Item 2.04 Triggering Events That Accelerate or Increase a Direct Financial Obligation or an Obligation under an Off-Balance Sheet Arrangement.
Ciber, Inc. (the “Company”) has entered into Amendment No. 10 (the “Amendment”), effective January 31, 2017, with Wells Fargo Bank NA, (“Wells Fargo”), the lender under the Company’s Asset Based Lending Facility (the “Credit Facility”). As previously disclosed, the Company and Wells Fargo agreed that the Company would be required to receive a letter of intent by January 15, 2017 for, and, by January 31, 2017, close a potential refinancing, refinancing, or any merger, acquisition, joint venture, divestiture, or other disposition of some or all of the assets of the Company (a “Financial Transaction”) with aggregate proceeds of at least $25 million. The Amendment provides for alternate milestones as follows: (1) a requirement that the Company accept and deliver to Wells Fargo two or more letters of intent or expressions of interest concerning a Financial Transaction with net proceeds sufficient to repay all of the outstanding balance under the Credit Facility on or before February 11, 2017, which requirement the Company has satisfied, (2) a requirement that Wells Fargo be satisfied in its discretion that the Company and the applicable counterparties remain in actives, timely and good faith negotiations and documentation concerning the Financial Transactions with net proceeds sufficient to repay all of the outstanding balance under the credit facility, and (3) a requirement that the Company consummate Financial Transaction(s) and permanently repay all of the outstanding balance under the Credit Facility on or before February 28, 2017, which is an acceleration of the May 7, 2017 maturity date otherwise applicable under the Credit Facility. As of September 30, 2016, the outstanding balance on the Company’s Credit Facility was $39.7 million.
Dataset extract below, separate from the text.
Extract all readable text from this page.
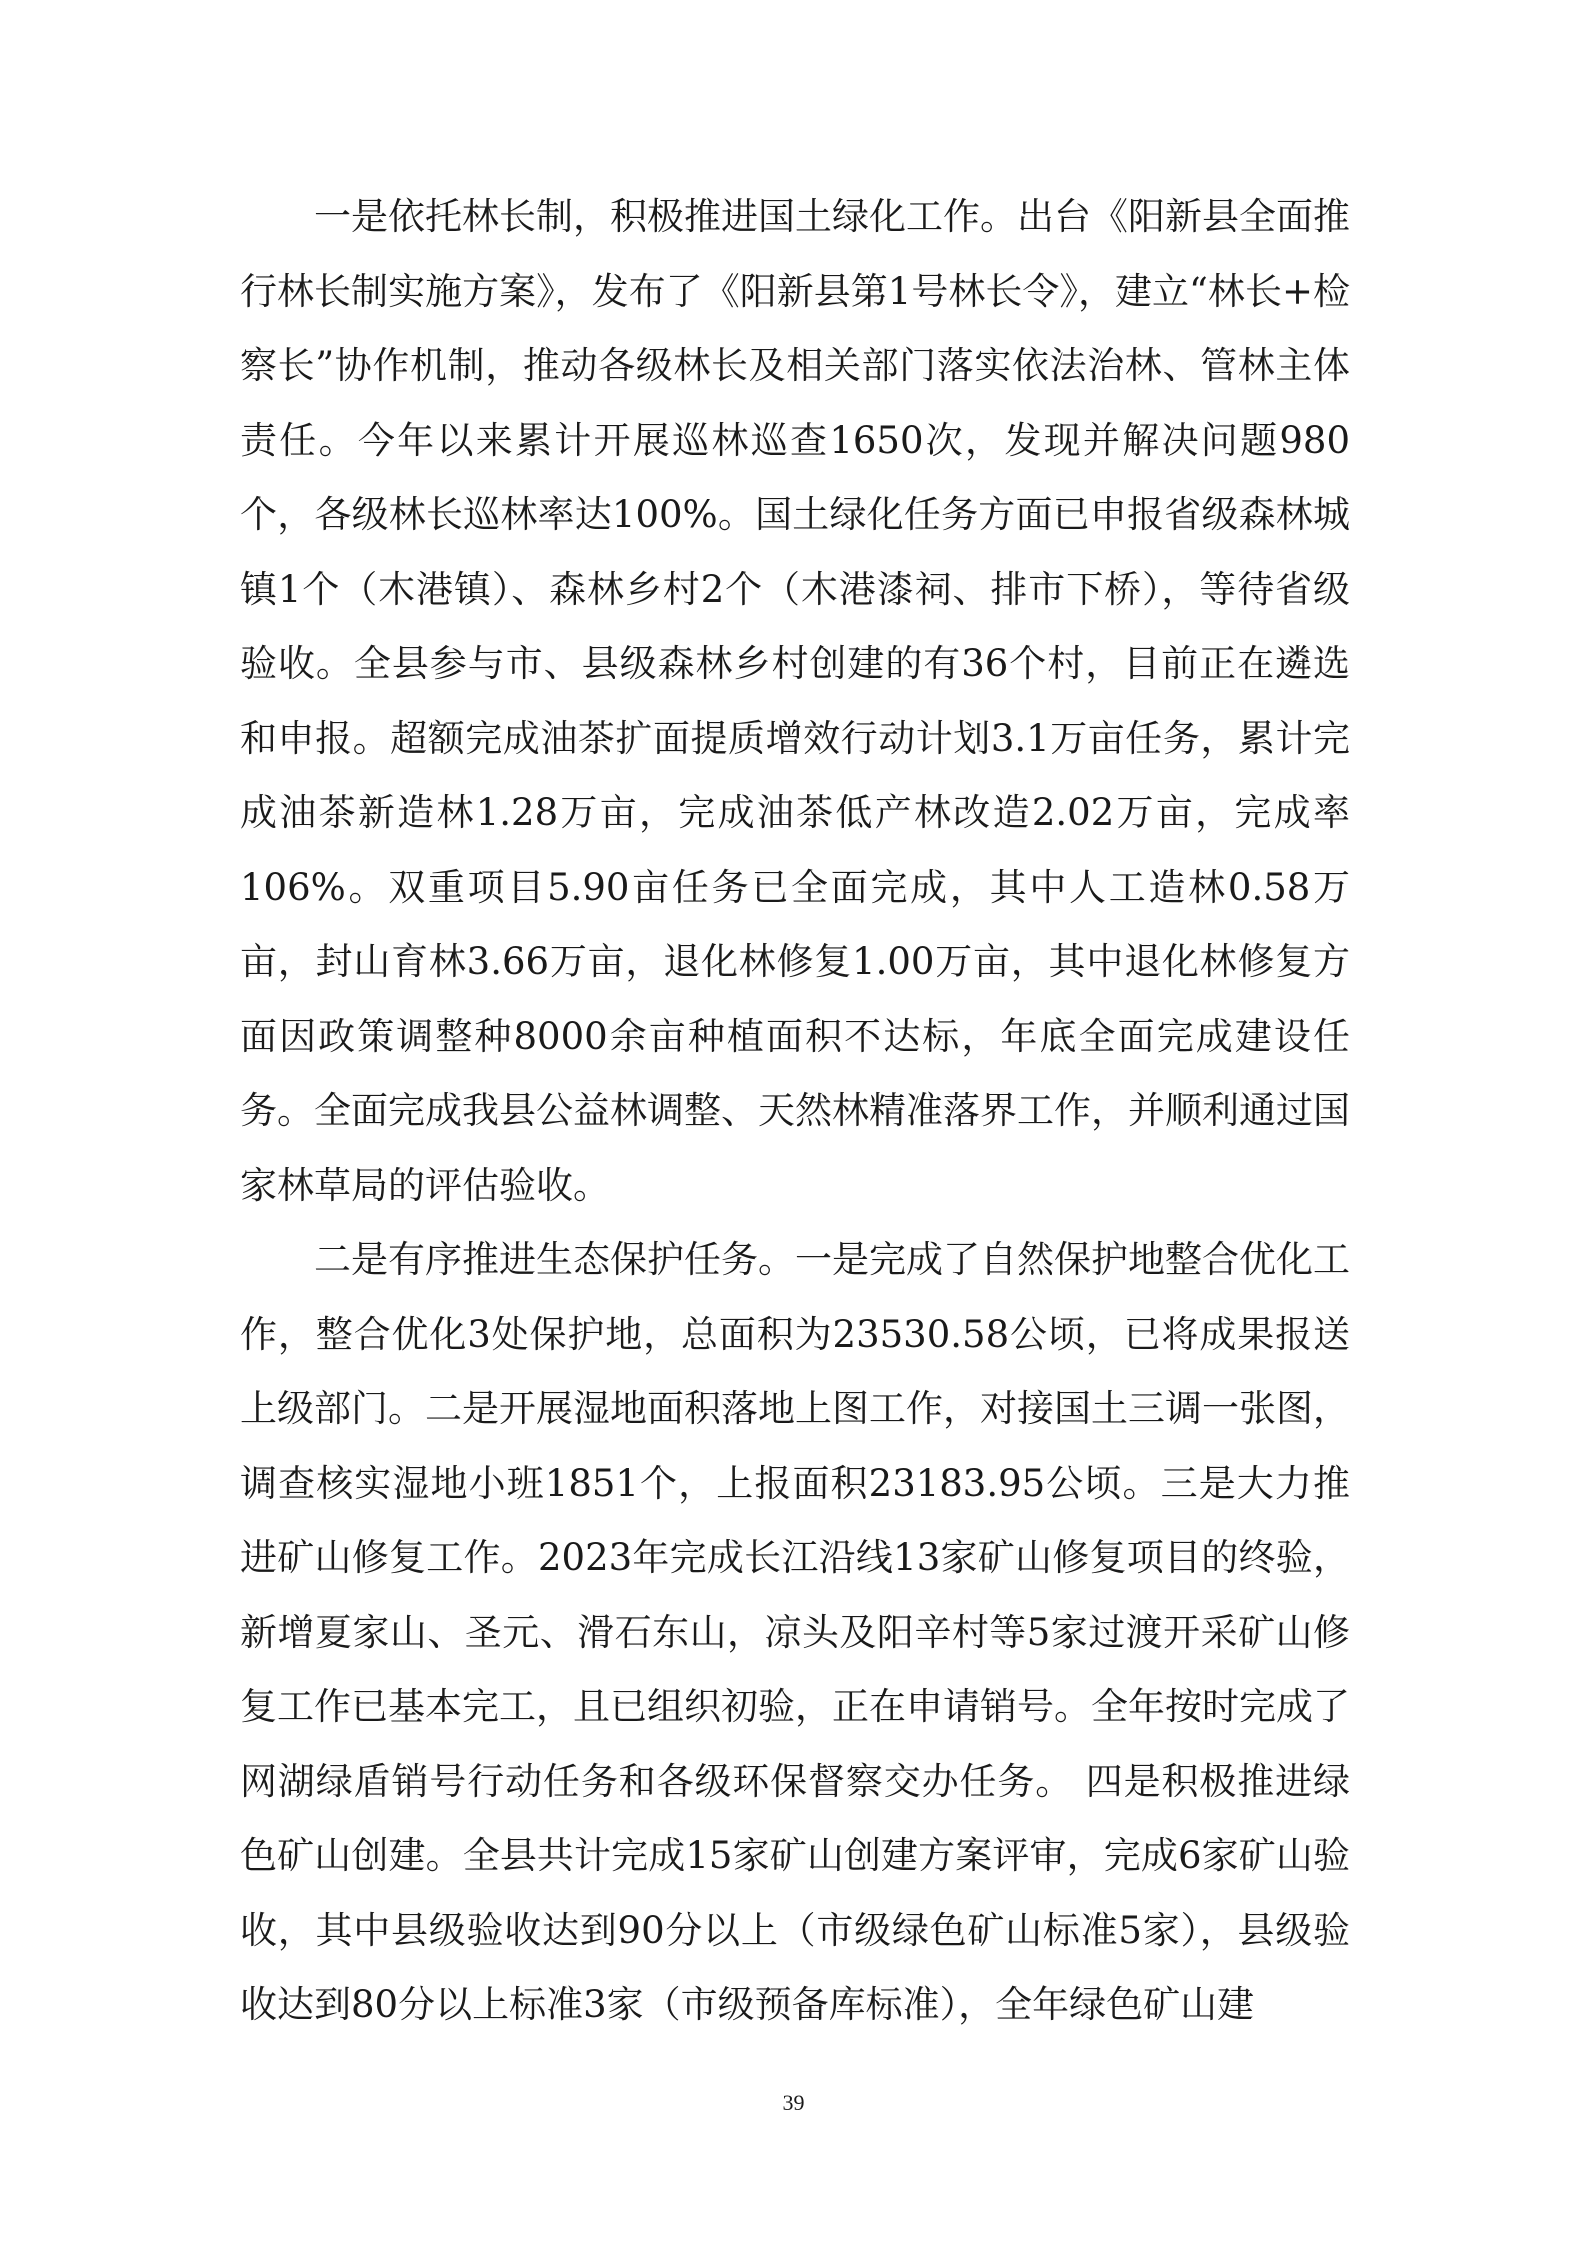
一是依托林长制，积极推进国土绿化工作。出台《阳新县全面推行林长制实施方案》，发布了《阳新县第1号林长令》，建立“林长+检察长”协作机制，推动各级林长及相关部门落实依法治林、管林主体责任。今年以来累计开展巡林巡查1650次，发现并解决问题980个，各级林长巡林率达100%。国土绿化任务方面已申报省级森林城镇1个（木港镇）、森林乡村2个（木港漆祠、排市下桥），等待省级验收。全县参与市、县级森林乡村创建的有36个村，目前正在遴选和申报。超额完成油茶扩面提质增效行动计划3.1万亩任务，累计完成油茶新造林1.28万亩，完成油茶低产林改造2.02万亩，完成率106%。双重项目5.90亩任务已全面完成，其中人工造林0.58万亩，封山育林3.66万亩，退化林修复1.00万亩，其中退化林修复方面因政策调整种8000余亩种植面积不达标，年底全面完成建设任务。全面完成我县公益林调整、天然林精准落界工作，并顺利通过国家林草局的评估验收。

二是有序推进生态保护任务。一是完成了自然保护地整合优化工作，整合优化3处保护地，总面积为23530.58公顷，已将成果报送上级部门。二是开展湿地面积落地上图工作，对接国土三调一张图，调查核实湿地小班1851个，上报面积23183.95公顷。三是大力推进矿山修复工作。2023年完成长江沿线13家矿山修复项目的终验，新增夏家山、圣元、滑石东山，凉头及阳辛村等5家过渡开采矿山修复工作已基本完工，且已组织初验，正在申请销号。全年按时完成了网湖绿盾销号行动任务和各级环保督察交办任务。 四是积极推进绿色矿山创建。全县共计完成15家矿山创建方案评审，完成6家矿山验收，其中县级验收达到90分以上（市级绿色矿山标准5家），县级验收达到80分以上标准3家（市级预备库标准），全年绿色矿山建

39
The Amendment also adds or modifies conditions regarding, among other things, (1) limitations on the Company’s ability to borrow under the Credit Facility for amounts beyond accrued expenses in the cash forecast provided weekly to Wells Fargo, (2) a reduction in the Availability Block under the Credit Facility, which amount increases weekly up to and through February 26, 2017 and is also increased by portions of net proceeds from certain divestitures, a potential credit financing in Spain, and from accounts settled for less than face value, and (3) an $1.2 million increase on the cap on the limitation in the amount of intercompany advances the Company can make to fund the working capital needs of its international operations. Capitalized terms used but not otherwise defined in these Items 1.01 and 2.04 to this Current Report on Form 8-K shall have the meanings given them in the Amendment, or the Credit Agreement, as applicable. The foregoing description of the Amendment is qualified in its entirety by reference to the Amendment, to be filed as an exhibit to the Company’s next Annual Report on Form 10-K.